The festival is an outgrowth of the Spiral Stakes, which started 30 years ago to highlight the spring racing schedule of what was then called Latonia Raceway. The festival included dinners, dances and charitable fund-raisers. It was a top social event in Northern Kentucky.
The original Spiral Festival began with a few events but grew to stretch almost two weeks before the race. Race track management ended it because they felt it had become unwieldy and required too many people to bring off all the events.
The idea of reviving the festival and linking its events through the week to the Spiral Stakes was the brainchild of Turfway President Bob Elliston and Ted Bushelman, communications director at Cincinnati/Northern Kentucky International Airport and a chairman of the last Spiral Festival in 1991.

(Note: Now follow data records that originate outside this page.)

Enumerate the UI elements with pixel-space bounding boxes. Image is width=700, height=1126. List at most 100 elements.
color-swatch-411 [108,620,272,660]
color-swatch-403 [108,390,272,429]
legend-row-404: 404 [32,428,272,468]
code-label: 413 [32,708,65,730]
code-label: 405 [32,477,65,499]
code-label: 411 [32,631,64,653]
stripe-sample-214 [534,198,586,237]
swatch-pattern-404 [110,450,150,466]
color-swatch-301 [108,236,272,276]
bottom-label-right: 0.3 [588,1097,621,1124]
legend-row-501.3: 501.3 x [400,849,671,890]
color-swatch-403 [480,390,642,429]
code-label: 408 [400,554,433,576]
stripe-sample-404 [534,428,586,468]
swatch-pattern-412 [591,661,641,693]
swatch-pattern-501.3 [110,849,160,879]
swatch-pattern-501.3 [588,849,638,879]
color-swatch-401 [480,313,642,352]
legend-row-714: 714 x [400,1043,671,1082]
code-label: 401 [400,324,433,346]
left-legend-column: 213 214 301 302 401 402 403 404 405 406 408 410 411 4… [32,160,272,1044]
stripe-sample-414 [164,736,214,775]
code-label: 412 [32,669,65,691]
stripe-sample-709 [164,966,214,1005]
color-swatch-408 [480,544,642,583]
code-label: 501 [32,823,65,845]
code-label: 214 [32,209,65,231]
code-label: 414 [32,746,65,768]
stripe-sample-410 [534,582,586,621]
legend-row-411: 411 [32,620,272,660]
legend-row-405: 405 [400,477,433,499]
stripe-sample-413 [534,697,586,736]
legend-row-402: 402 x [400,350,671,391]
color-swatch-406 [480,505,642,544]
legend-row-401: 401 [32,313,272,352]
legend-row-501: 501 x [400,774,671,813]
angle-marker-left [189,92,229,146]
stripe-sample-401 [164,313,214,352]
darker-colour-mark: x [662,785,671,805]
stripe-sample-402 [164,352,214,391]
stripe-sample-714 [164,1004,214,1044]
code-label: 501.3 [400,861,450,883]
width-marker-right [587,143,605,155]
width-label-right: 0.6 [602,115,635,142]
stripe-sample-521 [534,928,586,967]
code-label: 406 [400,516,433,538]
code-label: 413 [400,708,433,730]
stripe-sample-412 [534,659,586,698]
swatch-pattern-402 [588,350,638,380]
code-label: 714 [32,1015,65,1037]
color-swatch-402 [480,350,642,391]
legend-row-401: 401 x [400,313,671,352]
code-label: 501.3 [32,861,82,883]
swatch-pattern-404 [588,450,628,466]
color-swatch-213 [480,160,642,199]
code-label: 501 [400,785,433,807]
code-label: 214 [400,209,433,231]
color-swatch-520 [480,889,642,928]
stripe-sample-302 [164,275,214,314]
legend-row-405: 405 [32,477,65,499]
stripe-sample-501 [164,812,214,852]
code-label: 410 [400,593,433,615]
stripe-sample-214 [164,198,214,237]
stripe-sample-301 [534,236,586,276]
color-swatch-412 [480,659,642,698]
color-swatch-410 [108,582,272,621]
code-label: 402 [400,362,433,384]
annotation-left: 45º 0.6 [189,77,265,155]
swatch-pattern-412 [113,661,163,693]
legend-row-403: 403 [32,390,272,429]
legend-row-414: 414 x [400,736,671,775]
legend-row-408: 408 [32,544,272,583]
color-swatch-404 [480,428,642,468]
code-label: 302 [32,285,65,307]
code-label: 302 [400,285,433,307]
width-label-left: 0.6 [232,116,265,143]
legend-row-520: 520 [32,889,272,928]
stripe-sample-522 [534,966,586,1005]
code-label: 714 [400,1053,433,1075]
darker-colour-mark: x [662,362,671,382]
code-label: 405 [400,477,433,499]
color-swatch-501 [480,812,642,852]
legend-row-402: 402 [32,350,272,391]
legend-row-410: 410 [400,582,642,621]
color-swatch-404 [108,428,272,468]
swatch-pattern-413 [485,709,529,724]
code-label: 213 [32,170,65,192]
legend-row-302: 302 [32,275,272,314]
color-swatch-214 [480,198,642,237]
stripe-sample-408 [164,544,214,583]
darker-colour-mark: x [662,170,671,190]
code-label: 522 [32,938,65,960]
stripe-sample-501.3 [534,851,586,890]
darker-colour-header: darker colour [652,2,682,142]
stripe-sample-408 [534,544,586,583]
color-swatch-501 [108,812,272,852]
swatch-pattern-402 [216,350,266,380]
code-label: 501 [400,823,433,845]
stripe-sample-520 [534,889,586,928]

I was chairman of the last Spiral Festival before the management at Turfway decided they didn't want to do it any more, Mr. Bushelman said.
I had been thinking about reviving the festival, and when I talked to Bob Elliston, he said Turfway had been thinking about the same thing. (He) is using the committee I put together as an advisory group, rather than having them do all the work. The first thing he told us was we didn't have to raise any money, which was good news.
The new Spiral Festival starts with a 5K run on Saturday, March 17, followed that evening by an alumni gala for Leadership Northern Kentucky/Leadership Cincinnati. During the week before the Spiral Stakes, there's a Horsemen's Benevolent and Protective Association dinner, the famous crawfish boil at the track and a luncheon during which the Spiral Stakes draw is held.
Robert Forbeck, Turfway's marketing director, said the Spiral Festival could only help the track because the more community involvement you can get, the better. We still continue to grow in crowd size for the spring race, despite the change of name a couple of times in the last few years. The festival can only help us with that growth.
The $600,000 Spiral Stakes known for several years as the Jim Beam Stakes and one year as the Furniture.com Stakes, is a Kentucky Derby prep for 3-year-old thoroughbreds, attracting some of the top horses in the country.
It has produced a Kentucky Derby winner, Lil E. Tee in 1992, and three Preakness winners, Prairie Bayou in 1993, Hansel in 1991 and Summer Squall in 1990. Hansel also won the Jim Beam and the Belmont in 1991 and was the three-year-old male national champion that year.